Pirate BBC Essex Presenters M to R
More about the voices of Pirate BBC Essex
Meet the team who will be aboard the LV18 bringing you Pirate BBC Essex 24 hours a day from Friday, 10, April till Monday, 13, April on medium wave and online.
Known in the 60s as Stevi Merike, Steve worked on the offshore Radio Scotland until it closed down on 14, August 1967, then joined the outlawed Radio Caroline and stayed aboard the Mi Amigo until it was towed away in March 1968. After filling in for Tony Blackburn on Radio 1’s Breakfast Show in 1970, Steve went back offshore for the re-launch of Radio Northsea International in February 1971. He has since worked in local radio for both the BBC and the commercial sector, and these days lectures in media.
Dave started his career on the land-based pirate stations Radio Jackie and Radio Kaleidoscope, before going offshore with Radio Atlantis (and Steve England) off the Belgian coast in 1974. He later worked for Radio Caroline on the Mi Amigo, and had a successful career in independent local radio. Dave returned for a short stint on Radio Caroline from the Ross Revenge in 1987.
Mark was one of the AA Roadwatch travel news voices on radio in the 80s and 90s before landing the weekday Early Show on BBC Essex between 5 and 6am.
Mark is also responsible for finding Arnold after he’d been missing for 25-years.
Mark makes his Pirate BBC Essex debut this time round.
"Have Mercy!" Rosko joined Radio Caroline South in 1966. He brought with him a personality which combined a number of the gimmicks and techniques he had heard while growing up listening to American Top 40 radio, something new to a British audience.

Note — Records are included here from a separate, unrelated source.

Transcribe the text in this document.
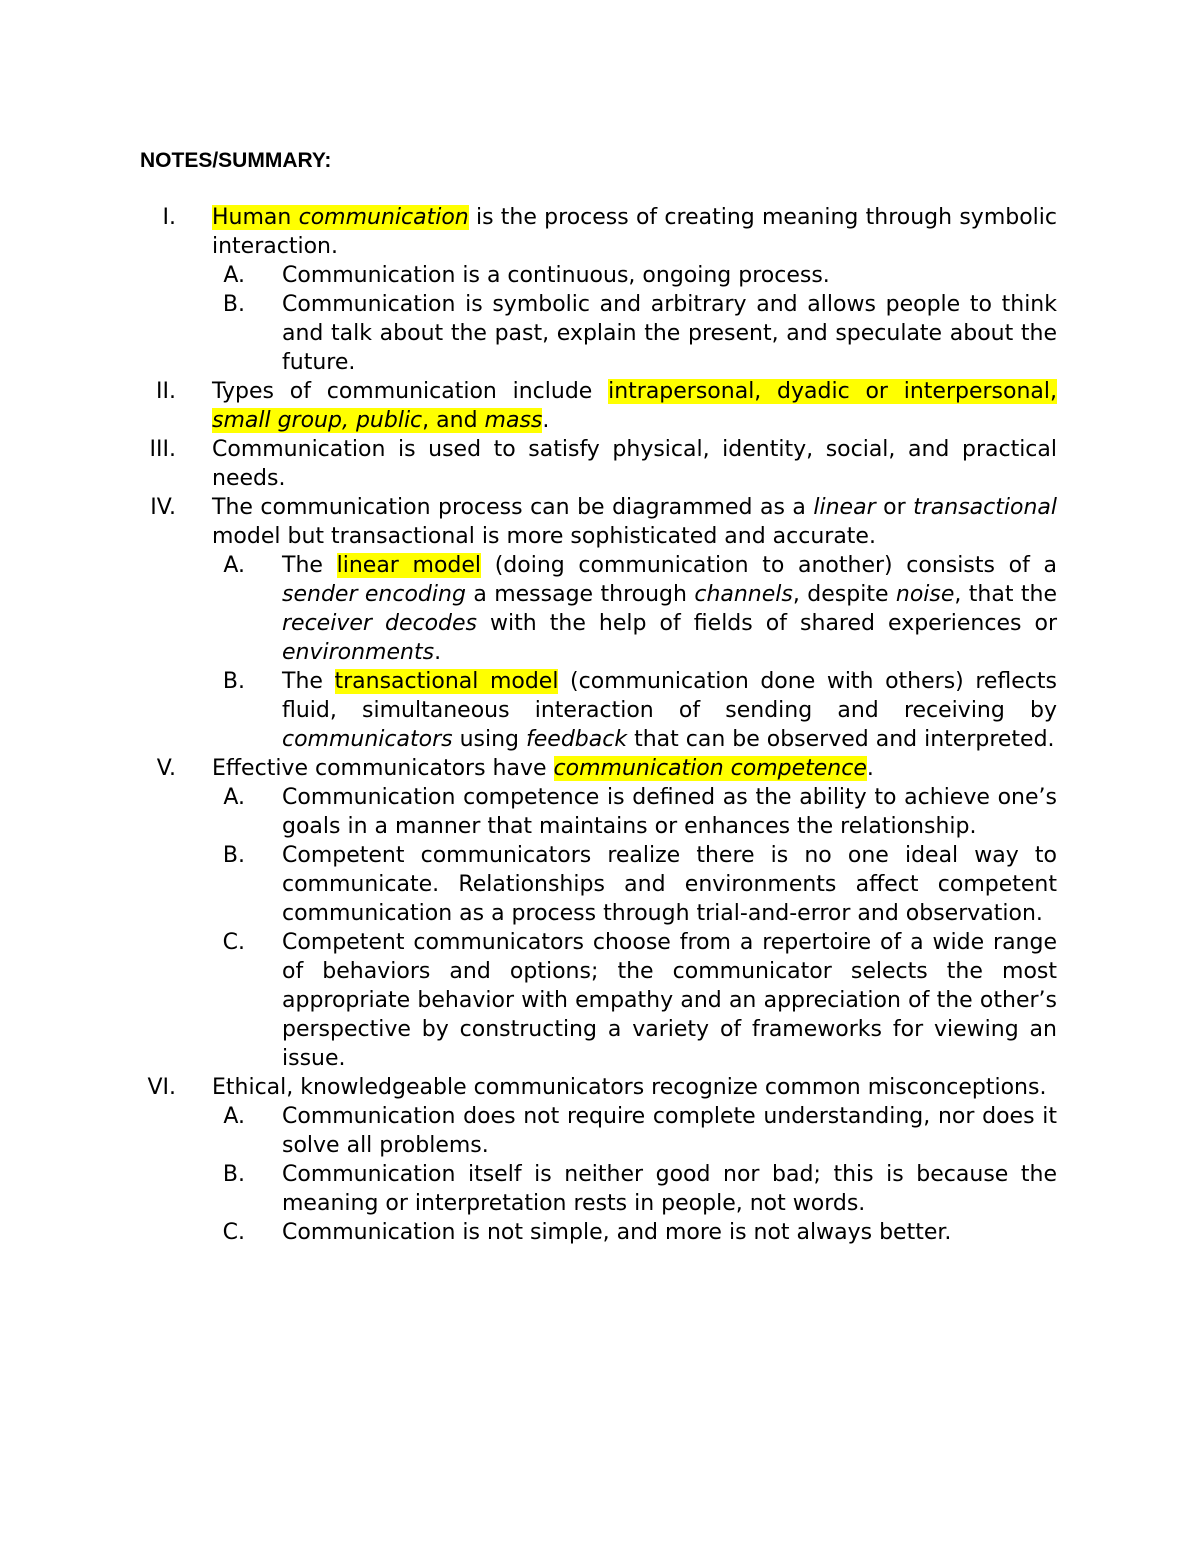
NOTES/SUMMARY:

I. Human communication is the process of creating meaning through symbolic interaction.

A. Communication is a continuous, ongoing process.

B. Communication is symbolic and arbitrary and allows people to think and talk about the past, explain the present, and speculate about the future.

II. Types of communication include intrapersonal, dyadic or interpersonal, small group, public, and mass.

III. Communication is used to satisfy physical, identity, social, and practical needs.

IV. The communication process can be diagrammed as a linear or transactional model but transactional is more sophisticated and accurate.

A. The linear model (doing communication to another) consists of a sender encoding a message through channels, despite noise, that the receiver decodes with the help of fields of shared experiences or environments.

B. The transactional model (communication done with others) reflects fluid, simultaneous interaction of sending and receiving by communicators using feedback that can be observed and interpreted.

V. Effective communicators have communication competence.

A. Communication competence is defined as the ability to achieve one’s goals in a manner that maintains or enhances the relationship.

B. Competent communicators realize there is no one ideal way to communicate. Relationships and environments affect competent communication as a process through trial-and-error and observation.

C. Competent communicators choose from a repertoire of a wide range of behaviors and options; the communicator selects the most appropriate behavior with empathy and an appreciation of the other’s perspective by constructing a variety of frameworks for viewing an issue.

VI. Ethical, knowledgeable communicators recognize common misconceptions.

A. Communication does not require complete understanding, nor does it solve all problems.

B. Communication itself is neither good nor bad; this is because the meaning or interpretation rests in people, not words.

C. Communication is not simple, and more is not always better.
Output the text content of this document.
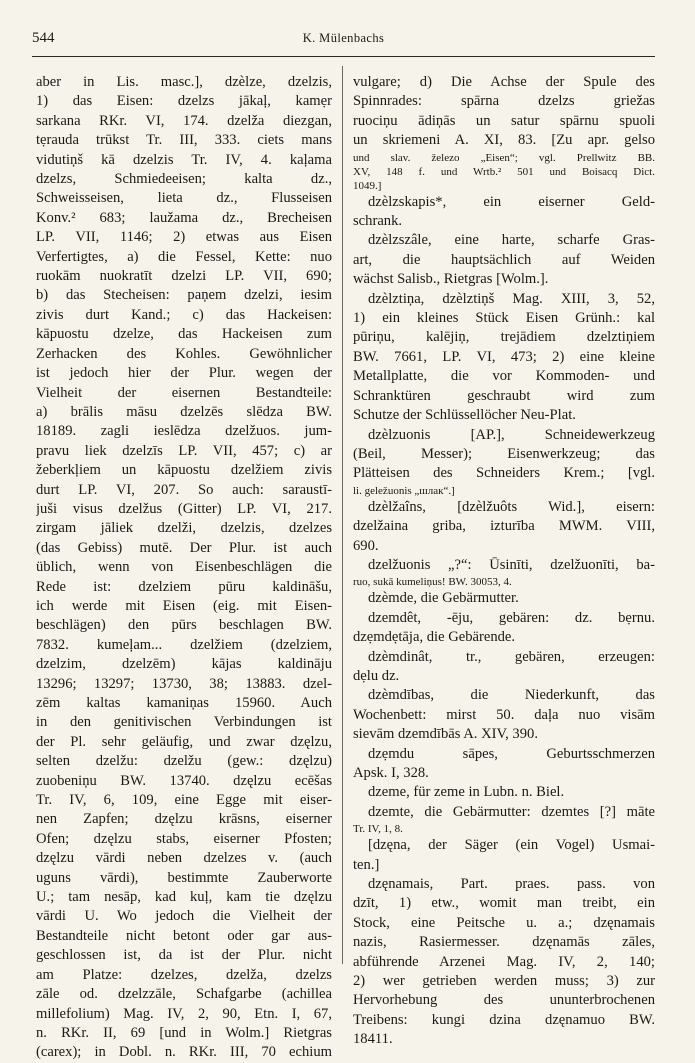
544	K. Mülenbachs
aber in Lis. masc.], dzèlze, dzelzis,
1) das Eisen: dzelzs jākaļ, kamẹr
sarkana RKr. VI, 174. dzelža diezgan,
tẹrauda trūkst Tr. III, 333. ciets mans
vidutiņš kā dzelzis Tr. IV, 4. kaļama
dzelzs, Schmiedeeisen; kalta dz.,
Schweisseisen, lieta dz., Flusseisen
Konv.² 683; laužama dz., Brecheisen
LP. VII, 1146; 2) etwas aus Eisen
Verfertigtes, a) die Fessel, Kette: nuo
ruokām nuokratīt dzelzi LP. VII, 690;
b) das Stecheisen: paņem dzelzi, iesim
zivis durt Kand.; c) das Hackeisen:
kāpuostu dzelze, das Hackeisen zum
Zerhacken des Kohles. Gewöhnlicher
ist jedoch hier der Plur. wegen der
Vielheit der eisernen Bestandteile:
a) brālis māsu dzelzēs slēdza BW.
18189. zagli ieslēdza dzelžuos. jum-
pravu liek dzelzīs LP. VII, 457; c) ar
žeberkļiem un kāpuostu dzelžiem zivis
durt LP. VI, 207. So auch: saraustī-
juši visus dzelžus (Gitter) LP. VI, 217.
zirgam jāliek dzelži, dzelzis, dzelzes
(das Gebiss) mutē. Der Plur. ist auch
üblich, wenn von Eisenbeschlägen die
Rede ist: dzelziem pūru kaldināšu,
ich werde mit Eisen (eig. mit Eisen-
beschlägen) den pūrs beschlagen BW.
7832. kumeļam... dzelžiem (dzelziem,
dzelzim, dzelzēm) kājas kaldināju
13296; 13297; 13730, 38; 13883. dzel-
zēm kaltas kamaniņas 15960. Auch
in den genitivischen Verbindungen ist
der Pl. sehr geläufig, und zwar dzęlzu,
selten dzelžu: dzelžu (gew.: dzęlzu)
zuobeniņu BW. 13740. dzęlzu ecēšas
Tr. IV, 6, 109, eine Egge mit eiser-
nen Zapfen; dzęlzu krāsns, eiserner
Ofen; dzęlzu stabs, eiserner Pfosten;
dzęlzu vārdi neben dzelzes v. (auch
uguns vārdi), bestimmte Zauberworte
U.; tam nesāp, kad kuļ, kam tie dzęlzu
vārdi U. Wo jedoch die Vielheit der
Bestandteile nicht betont oder gar aus-
geschlossen ist, da ist der Plur. nicht
am Platze: dzelzes, dzelža, dzelzs
zāle od. dzelzzāle, Schafgarbe (achillea
millefolium) Mag. IV, 2, 90, Etn. I, 67,
n. RKr. II, 69 [und in Wolm.] Rietgras
(carex); in Dobl. n. RKr. III, 70 echium
vulgare; d) Die Achse der Spule des
Spinnrades: spārna dzelzs griežas
ruociņu ādiņās un satur spārnu spuoli
un skriemeni A. XI, 83. [Zu apr. gelso
und slav. železo „Eisen“; vgl. Prellwitz BB.
XV, 148 f. und Wrtb.² 501 und Boisacq Dict.
1049.]
dzèlzskapis*, ein eiserner Geld-
schrank.
dzèlzszâle, eine harte, scharfe Gras-
art, die hauptsächlich auf Weiden
wächst Salisb., Rietgras [Wolm.].
dzèlztiņa, dzèlztiņš Mag. XIII, 3, 52,
1) ein kleines Stück Eisen Grünh.: kal
pūriņu, kalējiņ, trejādiem dzelztiņiem
BW. 7661, LP. VI, 473; 2) eine kleine
Metallplatte, die vor Kommoden- und
Schranktüren geschraubt wird zum
Schutze der Schlüssellöcher Neu-Plat.
dzèlzuonis [AP.], Schneidewerkzeug
(Beil, Messer); Eisenwerkzeug; das
Plätteisen des Schneiders Krem.; [vgl.
li. geležuonis „шлак“.]
dzèlžaîns, [dzèlžuôts Wid.], eisern:
dzelžaina griba, izturība MWM. VIII,
690.
dzelžuonis „?“: Ūsinīti, dzelžuonīti, ba-
ruo, sukā kumeliņus! BW. 30053, 4.
dzèmde, die Gebärmutter.
dzemdêt, -ēju, gebären: dz. bẹrnu.
dzẹmdẹtāja, die Gebärende.
dzèmdinât, tr., gebären, erzeugen:
dẹlu dz.
dzèmdības, die Niederkunft, das
Wochenbett: mirst 50. daļa nuo visām
sievām dzemdībās A. XIV, 390.
dzẹmdu sāpes, Geburtsschmerzen
Apsk. I, 328.
dzeme, für zeme in Lubn. n. Biel.
dzemte, die Gebärmutter: dzemtes [?] māte
Tr. IV, 1, 8.
[dzęna, der Säger (ein Vogel) Usmai-
ten.]
dzęnamais, Part. praes. pass. von
dzīt, 1) etw., womit man treibt, ein
Stock, eine Peitsche u. a.; dzęnamais
nazis, Rasiermesser. dzęnamās zāles,
abführende Arzenei Mag. IV, 2, 140;
2) wer getrieben werden muss; 3) zur
Hervorhebung des ununterbrochenen
Treibens: kungi dzina dzęnamuo BW.
18411.
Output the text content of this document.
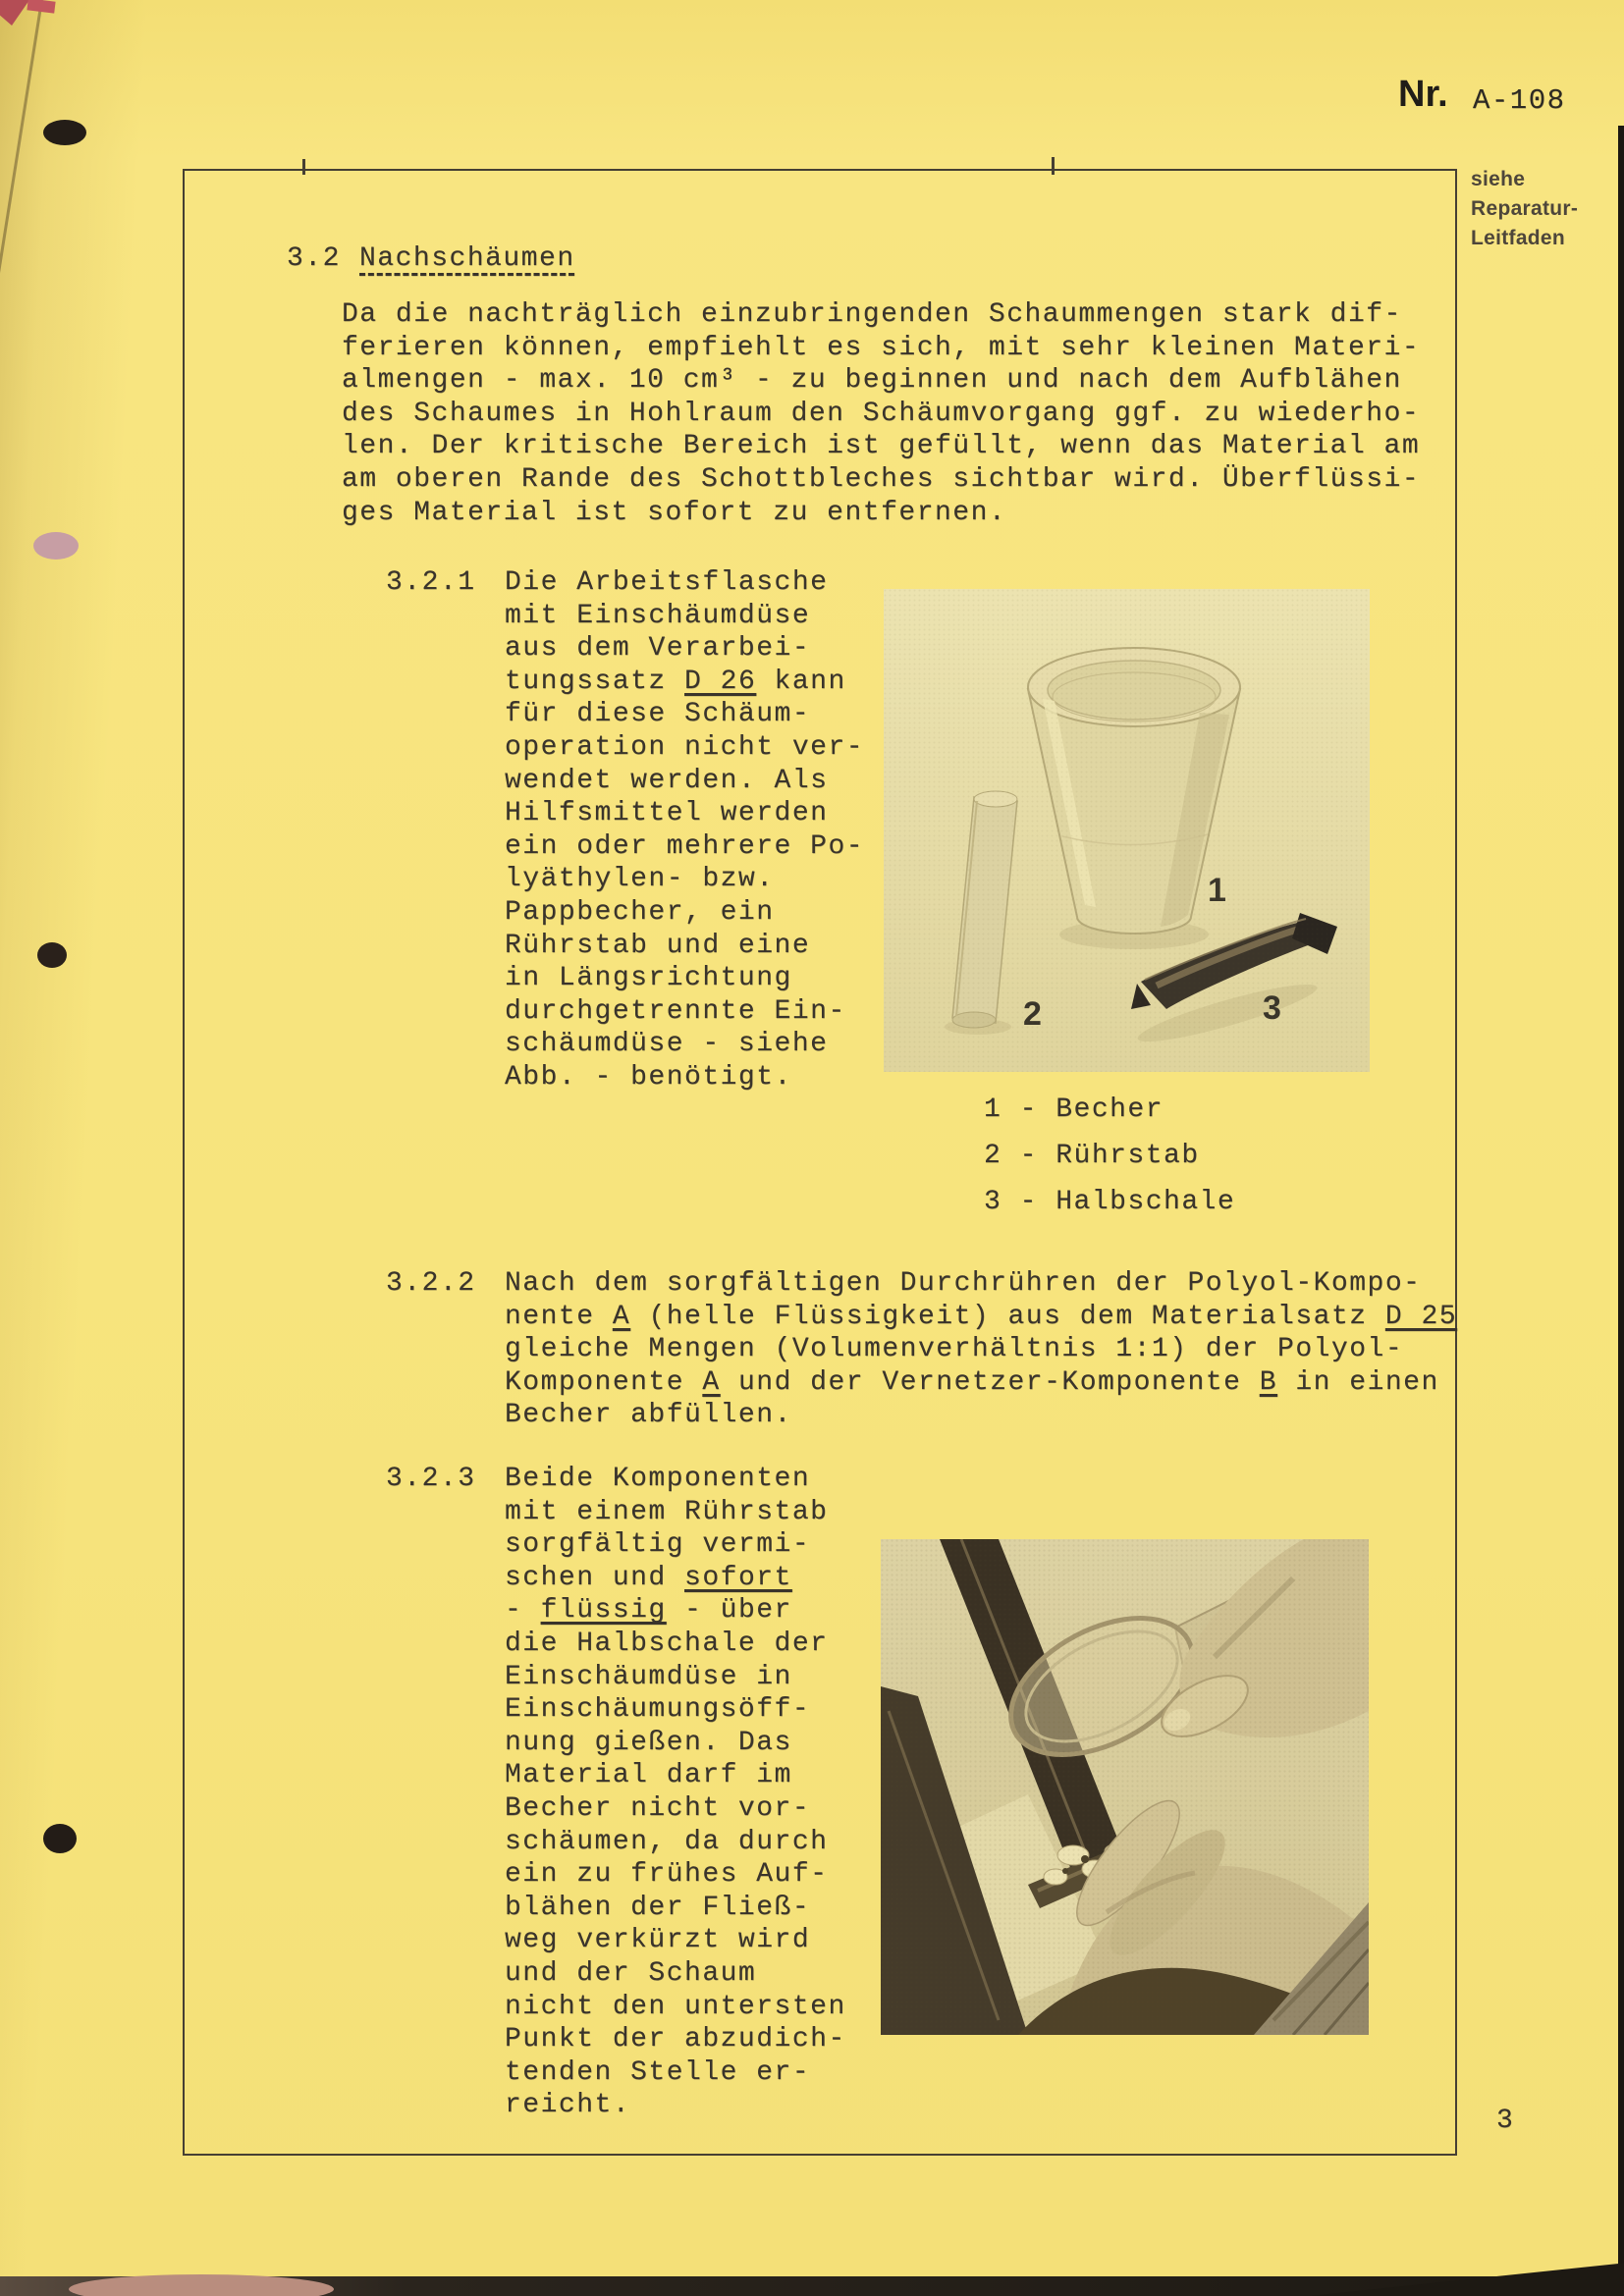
Nr. A-108
siehe
Reparatur-
Leitfaden
3.2 Nachschäumen
Da die nachträglich einzubringenden Schaummengen stark dif-
ferieren können, empfiehlt es sich, mit sehr kleinen Materi-
almengen - max. 10 cm³ - zu beginnen und nach dem Aufblähen
des Schaumes in Hohlraum den Schäumvorgang ggf. zu wiederho-
len. Der kritische Bereich ist gefüllt, wenn das Material am
am oberen Rande des Schottbleches sichtbar wird. Überflüssi-
ges Material ist sofort zu entfernen.
3.2.1 Die Arbeitsflasche
mit Einschäumdüse
aus dem Verarbei-
tungssatz D 26 kann
für diese Schäum-
operation nicht ver-
wendet werden. Als
Hilfsmittel werden
ein oder mehrere Po-
lyäthylen- bzw.
Pappbecher, ein
Rührstab und eine
in Längsrichtung
durchgetrennte Ein-
schäumdüse - siehe
Abb. - benötigt.
1 - Becher
2 - Rührstab
3 - Halbschale
3.2.2 Nach dem sorgfältigen Durchrühren der Polyol-Kompo-
nente A (helle Flüssigkeit) aus dem Materialsatz D 25
gleiche Mengen (Volumenverhältnis 1:1) der Polyol-
Komponente A und der Vernetzer-Komponente B in einen
Becher abfüllen.
3.2.3 Beide Komponenten
mit einem Rührstab
sorgfältig vermi-
schen und sofort
- flüssig - über
die Halbschale der
Einschäumdüse in
Einschäumungsöff-
nung gießen. Das
Material darf im
Becher nicht vor-
schäumen, da durch
ein zu frühes Auf-
blähen der Fließ-
weg verkürzt wird
und der Schaum
nicht den untersten
Punkt der abzudich-
tenden Stelle er-
reicht.
3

He immediately won a large following. He also had a mynah bird, Alfie, who joined him on the air. Alfie is a good friend of Arnold.
In 1967 he left Caroline to return to France, where he hosted a hugely successful afternoon show on the French Radio Luxembourg, this time not as an "Emperor" but as "Le President Rosko." He went on to broadcast on Radio 1.
Emperor Rosko’s DJ Book was bought by thousands of prospective radio presenters in the 70s.